Mining sector faces rising costs, uncertain demand

Canada’s mining industry faces significant challenges in the near term, including higher prices, uncertain demand and depressed commodity prices, according to an annual report card on the industry by Deloitte.

But Deloitte report says commodity demand will rebound and miners must be ready

Teck Mining Company's zinc and lead smelting and refining complex is pictured in Trail, B.C. A Deloitte report says the mining sector has to innovate to get through current challenges. (Darryl Dyck/Canadian Press)

Canada’s mining industry faces significant challenges in the near term, including higher prices, uncertain demand and depressed commodity prices, according to an annual report card on the industry by Deloitte.

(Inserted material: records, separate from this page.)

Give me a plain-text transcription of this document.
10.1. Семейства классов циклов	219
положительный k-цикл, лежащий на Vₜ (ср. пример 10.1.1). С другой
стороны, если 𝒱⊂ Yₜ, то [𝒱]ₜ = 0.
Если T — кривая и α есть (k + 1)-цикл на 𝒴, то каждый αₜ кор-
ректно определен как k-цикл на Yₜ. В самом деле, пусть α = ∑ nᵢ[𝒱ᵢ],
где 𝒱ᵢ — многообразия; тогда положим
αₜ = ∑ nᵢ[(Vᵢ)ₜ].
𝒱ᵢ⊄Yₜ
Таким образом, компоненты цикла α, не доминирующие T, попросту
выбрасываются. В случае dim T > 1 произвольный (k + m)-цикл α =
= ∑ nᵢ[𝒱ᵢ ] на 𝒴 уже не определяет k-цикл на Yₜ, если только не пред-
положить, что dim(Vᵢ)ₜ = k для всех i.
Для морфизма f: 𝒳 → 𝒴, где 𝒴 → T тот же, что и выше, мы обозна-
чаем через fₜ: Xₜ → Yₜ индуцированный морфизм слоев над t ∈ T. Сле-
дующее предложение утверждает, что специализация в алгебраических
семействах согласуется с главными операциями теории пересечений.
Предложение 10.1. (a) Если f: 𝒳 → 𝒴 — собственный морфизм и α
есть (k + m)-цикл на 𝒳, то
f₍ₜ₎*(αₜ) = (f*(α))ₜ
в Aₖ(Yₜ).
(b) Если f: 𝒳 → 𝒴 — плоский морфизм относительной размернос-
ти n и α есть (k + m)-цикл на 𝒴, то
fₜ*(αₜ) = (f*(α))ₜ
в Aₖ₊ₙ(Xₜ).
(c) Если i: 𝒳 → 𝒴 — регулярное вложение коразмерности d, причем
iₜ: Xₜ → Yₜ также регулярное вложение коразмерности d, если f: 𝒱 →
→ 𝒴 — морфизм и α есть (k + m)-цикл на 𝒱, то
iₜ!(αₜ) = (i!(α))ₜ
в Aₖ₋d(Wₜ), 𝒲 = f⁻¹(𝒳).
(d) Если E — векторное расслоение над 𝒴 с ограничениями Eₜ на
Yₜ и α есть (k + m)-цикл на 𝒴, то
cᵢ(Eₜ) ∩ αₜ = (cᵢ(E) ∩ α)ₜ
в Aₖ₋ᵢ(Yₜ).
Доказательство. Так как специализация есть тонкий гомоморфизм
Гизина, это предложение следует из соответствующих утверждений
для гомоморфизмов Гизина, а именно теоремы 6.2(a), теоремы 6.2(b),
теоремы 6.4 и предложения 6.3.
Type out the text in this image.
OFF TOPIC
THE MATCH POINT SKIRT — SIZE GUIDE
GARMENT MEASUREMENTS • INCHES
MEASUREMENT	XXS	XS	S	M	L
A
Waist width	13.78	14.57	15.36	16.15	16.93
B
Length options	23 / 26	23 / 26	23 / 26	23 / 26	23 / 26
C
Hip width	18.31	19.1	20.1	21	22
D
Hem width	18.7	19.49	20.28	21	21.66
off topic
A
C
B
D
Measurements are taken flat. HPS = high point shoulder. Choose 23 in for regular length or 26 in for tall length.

But the report cautions that demand for commodities will rebound in the longer term and companies should be investing now in anticipation.

The industry is in an awkward transition period, facing growing resource nationalism, demands for greater corporate responsibility and a looming labour shortage, at a time when companies are struggling with volatile commodity prices, said Jurgen Beier, a national mining practice leader at Deloitte.

Embrace innovation

But that will force mining companies to be nimble and innovative, he said.

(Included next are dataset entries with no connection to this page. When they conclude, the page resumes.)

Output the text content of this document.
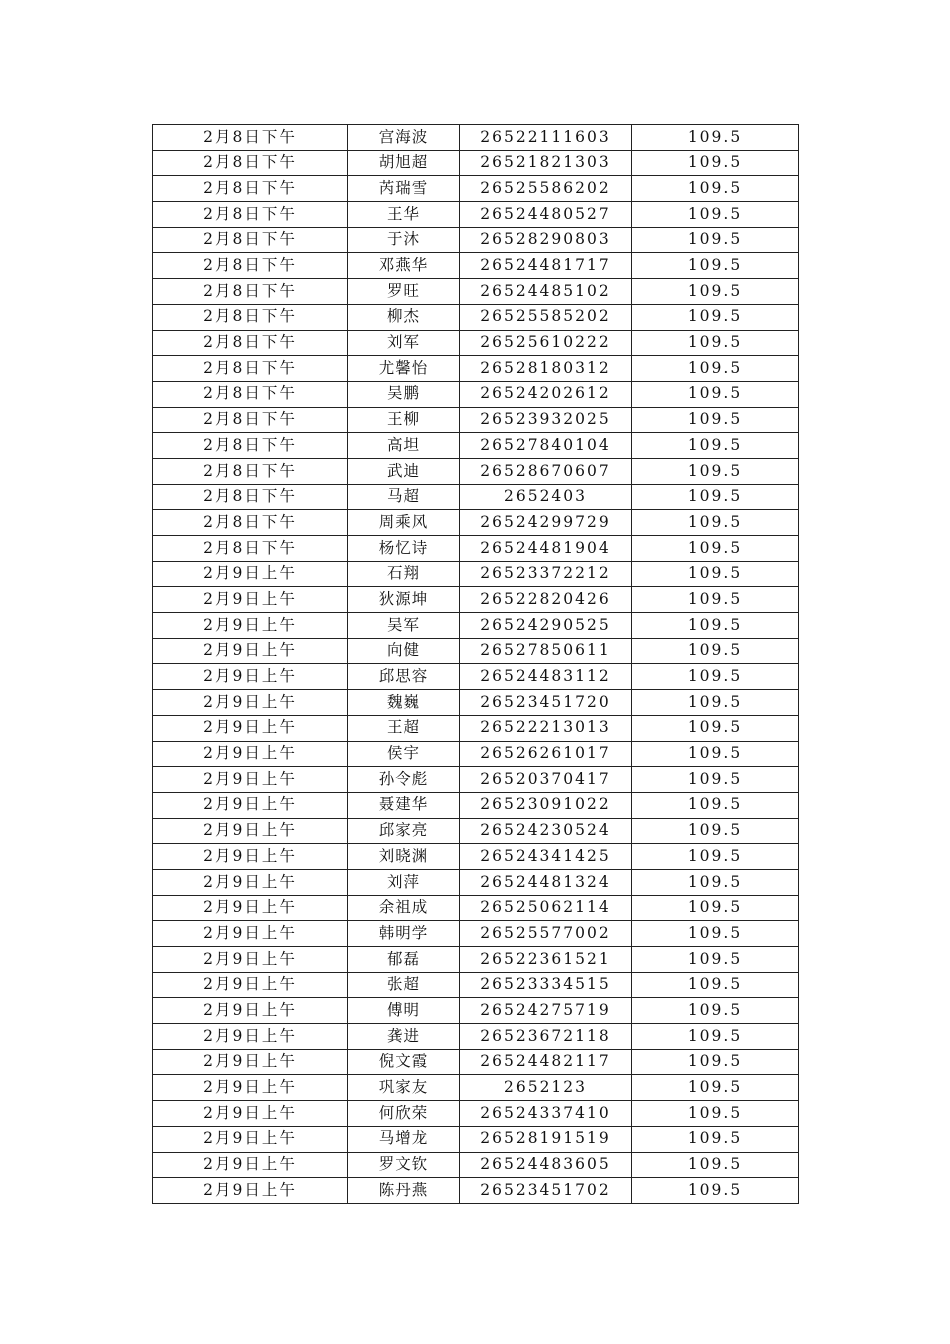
2月8日下午	宫海波	26522111603	109.5
2月8日下午	胡旭超	26521821303	109.5
2月8日下午	芮瑞雪	26525586202	109.5
2月8日下午	王华	26524480527	109.5
2月8日下午	于沐	26528290803	109.5
2月8日下午	邓燕华	26524481717	109.5
2月8日下午	罗旺	26524485102	109.5
2月8日下午	柳杰	26525585202	109.5
2月8日下午	刘军	26525610222	109.5
2月8日下午	尤馨怡	26528180312	109.5
2月8日下午	吴鹏	26524202612	109.5
2月8日下午	王柳	26523932025	109.5
2月8日下午	高坦	26527840104	109.5
2月8日下午	武迪	26528670607	109.5
2月8日下午	马超	2652403	109.5
2月8日下午	周乘风	26524299729	109.5
2月8日下午	杨忆诗	26524481904	109.5
2月9日上午	石翔	26523372212	109.5
2月9日上午	狄源坤	26522820426	109.5
2月9日上午	吴军	26524290525	109.5
2月9日上午	向健	26527850611	109.5
2月9日上午	邱思容	26524483112	109.5
2月9日上午	魏巍	26523451720	109.5
2月9日上午	王超	26522213013	109.5
2月9日上午	侯宇	26526261017	109.5
2月9日上午	孙令彪	26520370417	109.5
2月9日上午	聂建华	26523091022	109.5
2月9日上午	邱家亮	26524230524	109.5
2月9日上午	刘晓渊	26524341425	109.5
2月9日上午	刘萍	26524481324	109.5
2月9日上午	余祖成	26525062114	109.5
2月9日上午	韩明学	26525577002	109.5
2月9日上午	郁磊	26522361521	109.5
2月9日上午	张超	26523334515	109.5
2月9日上午	傅明	26524275719	109.5
2月9日上午	龚进	26523672118	109.5
2月9日上午	倪文霞	26524482117	109.5
2月9日上午	巩家友	2652123	109.5
2月9日上午	何欣荣	26524337410	109.5
2月9日上午	马增龙	26528191519	109.5
2月9日上午	罗文钦	26524483605	109.5
2月9日上午	陈丹燕	26523451702	109.5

"There are a number of proven technologies and things that are out there today that radically change the way ore is extracted and change the way mining occurs,” Beier said.

"We think this is the opportunity to embrace that innovation, to get to that point of sustainability."

The Canadian mining sector is seeing a lot of cost-cutting and rationalization in the face of slowing demand from China. Barrick Gold has suspended work on its massive Pascua-Lama mine in South America as the gold miner moved to cut costs.

Just today, Potash Corp. announced more than 1,000 layoffs in the face of falling potash prices and Rio Tinto said it would pull back on capital investment in its iron ore and copper projects.

Commodities slide temporary

Jim Rogers, author of Street Smarts: Adventures on the Road and in the Markets and the chairman of investment group Rogers Holdings agrees the slide in commodity prices is temporary.

“Commodities have pulled back but I would remind you that in all bull markets there are periods of correction. In 1987, during the great bull market in stocks, stocks went down 40 to 80 per cent around the world, again in 1989, 1990, 1994, etc, ‘’ he said in an interview with Lang & O’Leary Exchange.

“Every time people said the bull market’s over, but it wasn’t.  I think that’s what ‘s happening with commodities now.”

Rogers said the oil and gas sector is facing supply constraints on top of low commodity prices.

The Deloitte report warns mining firms they must be careful about how far and how fast they pull back, because they have to be prepared to meet future global demand.

Deloitte urges more corporate responsibility

"Tweaking existing processes cannot deliver the massive shifts mining companies need in today’s capital-constrained environment," Deloitte's mining leader Jürgen Beier said. "To build true competitive advantage, companies must look beyond incremental performance improvement to determine how they can revise their systems to embrace the broad theme of innovation.​"

Deloitte singled out a few trends that miners can use over the longer term to stay afloat and then thrive

  • Embrace new technology wisely. Beyond automation and remote operations, numerous technologies can help miners over the long term. Many miners are transitioning to quick-start modular plants and projects that can be expanded as industry fundamentals improve.
  • Reconsider energy needs. Consider using energy in more effective ways. Many projects are remote and that makes them susceptible to finding suitable energy needs, usually oil. In addition to renewables, miners should use electricity more strategically, Deloitte's report says. And building shared infrastructure for things like water with nearby projects can also keep costs down.
  • New sources of capital. 2013 was a tough year to get financing for many miners because of lower commodity prices. But the report suggests taking advantage of new sources such as sovereign wealth funds, private equity and alternative markets for financing.
  • Work with locals. Developing local bases of supply, improving communications with communities and sourcing local labour wherever possible are helpful tips to get projects back on track.
  • Avoid the compliance trap. Companies that operate in countries where bribery and corruption are 
    prevalent must engage in appropriate employee training. Compliance audits can help review local operations proactively and conducting conducting due diligence reviews of agents or third-party suppliers also helps.


  • A previous version of this story incorrectly included advice from last year's Deloitte report. The story has been updated to include a synthesis of this year's advice.